Modelling hepatitis C virus kinetics during treatment with pegylated interferon alpha-2b: errors in the estimation of viral kinetic parameters

Abstract

Neumann et al. [1] developed a widely used model for the analysis of hepatitis C virus (HCV) dynamics after the initiation of interferon therapy that assumes the effectiveness of therapy in blocking virion production, epsilon, is constant. However, with pegylated interferon alpha-2b (PEG-IFN) given weekly, there are significant changes in drug concentration between doses, leading to changes in drug effectiveness and viral rebounds. To investigate the appropriateness of the constant effectiveness (CE) model [1] for studies involving PEG-IFN, we simulated PEG-IFN treatment, using 294 sets of pharmacokinetic/pharmacodynamic (PK/PD) parameters that span observed ranges and fit the simulated data to the CE model.
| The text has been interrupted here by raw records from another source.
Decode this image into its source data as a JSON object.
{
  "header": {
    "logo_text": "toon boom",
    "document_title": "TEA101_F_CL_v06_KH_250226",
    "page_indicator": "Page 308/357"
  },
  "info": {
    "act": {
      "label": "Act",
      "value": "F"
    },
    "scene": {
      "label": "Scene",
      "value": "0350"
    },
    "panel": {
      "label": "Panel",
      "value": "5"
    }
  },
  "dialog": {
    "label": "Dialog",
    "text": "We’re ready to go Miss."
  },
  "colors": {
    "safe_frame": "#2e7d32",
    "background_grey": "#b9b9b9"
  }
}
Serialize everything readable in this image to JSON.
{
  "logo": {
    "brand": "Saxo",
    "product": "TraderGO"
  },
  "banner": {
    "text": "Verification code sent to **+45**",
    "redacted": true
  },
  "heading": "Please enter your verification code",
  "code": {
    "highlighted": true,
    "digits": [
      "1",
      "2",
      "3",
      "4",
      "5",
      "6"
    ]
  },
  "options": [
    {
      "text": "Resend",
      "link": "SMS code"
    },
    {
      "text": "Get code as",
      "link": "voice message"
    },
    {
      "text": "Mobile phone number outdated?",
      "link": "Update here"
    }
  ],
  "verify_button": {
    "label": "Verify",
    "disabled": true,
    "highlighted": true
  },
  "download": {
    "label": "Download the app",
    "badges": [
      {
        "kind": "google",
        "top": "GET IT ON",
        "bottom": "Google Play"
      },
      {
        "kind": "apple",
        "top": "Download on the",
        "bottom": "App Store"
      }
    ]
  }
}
For most combinations of PK/PD parameters, the fits resulted in an infected cell loss rate, delta, that underestimates the true value used in the simulations and yielded over-estimates of the average effectiveness of PEG-IFN. In the setting of PEG-IFN therapy, the use of the CE model of HCV kinetics has to be reevaluated and the validity of its use depends on the amount of HCV RNA rebound observed between doses.

Figures

Fig. 1

Surrogate viral load data generated assuming PEG-IFN α-2b therapy starting at t = 0. Open circles are the data obtained by numerical simulation of equations (1a,b), (3a,b) and (4) with a 4th-order Runge-Kutta method. Solid lines are the best-fit of the CE model (equation 2) to the data. Note the CE model always predicts a monotonic decrease of HCV RNA. The parameters used to generate the surrogate data in the figure are: (A) ka = 0.19 day−1, EC50 = 0.01 μg/L, ke = 0.3 day−1, n = 1, (B) ka = 2 day−1, EC50 = 0.01 μg/L, ke = 0.8 day−1, n = 1 and (C–D) ka = 2.32 day−1, EC50 = 0.30 μg/L, ke = 0.48 day−1, n = 1 and n = 3, respectively. The other parameters are given in Table 1. The PK parameters used to generate panels (C) and (D) represent average values, while the parameters used to generate panels (A) and (B) represent plausible but less frequently observed values.

Fig. 2

The average of estimated effectiveness, ε^a, obtained by fitting the CE model to the surrogate data plotted against the average of actual effectiveness, εa, used to generate the data. Each point corresponds to the estimate obtained from analyzing one data set. Solid line indicates the ideal situation ε^a=εa. Data points above the line indicate that the average estimates are larger than the actual average effectiveness.

Fig. 3

Estimates of the viral clearance rate, c^ and the infected cell loss rate, δ^, obtained using the CE model. Dashed lines indicate the true values of c (9.9 day−1) and δ (0.32 day−1). The horizontal lines within the boxes denote the medians (c = 10.1 day−1 and δ = 0 day−1, which for δ is the same as the minimal value), while the lines at the bottom and top of the boxes show 25 and 75% quartiles, respectively. The whiskers show the 10 and 90% percentiles. Squares in the boxes denote the estimated averages (c = 13.2 day−1 and δ = 0.04 day−1).